Kirsten DeLay, senior VP of sales management & operational planning for Pride Mobility Products, says she believes “the provider mindset has changed for Medtrade and really all tradeshows, in that far more their priority of focus is education and government affairs…. I think providers are very focused on their budgets and their ROI, and Medtrade does give a provider more than one venue, so to speak. I do think that that helps.”
Going Forward, What Will Rehab Do?
DeLay added that this year’s Medtrade Spring attendee “tended to be owners or very high-level people that were actually running the providers’ businesses.” That perception was backed up by Nielsen’s statement that 35 percent of attendees registered themselves as “owner/president/executive class.” That type of attendee is generally seen as good news to exhibitors, who like to see decision-makers come to their booths.
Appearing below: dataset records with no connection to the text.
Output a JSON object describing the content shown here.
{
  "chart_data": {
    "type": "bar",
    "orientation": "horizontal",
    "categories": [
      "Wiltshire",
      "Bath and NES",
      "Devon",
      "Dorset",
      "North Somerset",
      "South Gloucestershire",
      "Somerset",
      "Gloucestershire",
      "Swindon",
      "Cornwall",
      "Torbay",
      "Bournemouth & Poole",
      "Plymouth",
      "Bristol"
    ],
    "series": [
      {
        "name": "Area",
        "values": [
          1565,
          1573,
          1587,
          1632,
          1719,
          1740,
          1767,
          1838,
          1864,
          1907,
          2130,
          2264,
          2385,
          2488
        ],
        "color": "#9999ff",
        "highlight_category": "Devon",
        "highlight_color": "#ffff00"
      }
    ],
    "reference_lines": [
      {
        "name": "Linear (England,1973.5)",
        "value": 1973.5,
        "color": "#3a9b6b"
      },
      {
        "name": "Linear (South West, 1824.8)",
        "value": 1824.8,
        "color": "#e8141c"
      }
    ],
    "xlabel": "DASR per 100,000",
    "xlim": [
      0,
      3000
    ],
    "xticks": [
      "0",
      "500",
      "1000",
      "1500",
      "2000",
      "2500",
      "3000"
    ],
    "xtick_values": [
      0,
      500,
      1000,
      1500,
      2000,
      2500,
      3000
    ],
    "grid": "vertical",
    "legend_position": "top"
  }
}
Still up in the air, however, is whether rehab-focused manufacturers will participate en masse at future events, including Medtrade in Atlanta. Rehab exhibitors have become increasingly few at both spring and fall Medtrade events, with Invacare Corp., Permobil and Sunrise Medical electing not to go. Complex rehab exhibitors were very scarce in Vegas, despite the return to the desert venue.
“Providers noticed it was small,” DeLay says. “I think from a provider perspective, they would like to see a better variety of exhibitors there.”
Gaffney says Medtrade “is focused on enhancing the offerings for rehab professionals within the HME industry.” Among the possibilities in the planning stages, he added, are a Rehab Pavilion for exhibitors and expanding the educational offerings in the rehab segment. Gaffney says Medtrade would like to establish “stronger working relationships with RESNA, NRRTS and ISS (International Seating Symposium)” – the last of which is now commonly acknowledged in rehab circles as the most prestigious event currently on the calendar.
But despite the low number of rehab exhibitors and the challenging economic times, DeLay said attendees were generally in good spirits.
“I think the tone is surprisingly optimistic,” DeLay says, “because people are very dedicated to figuring out how to survive and thrive regardless of what the challenges are.”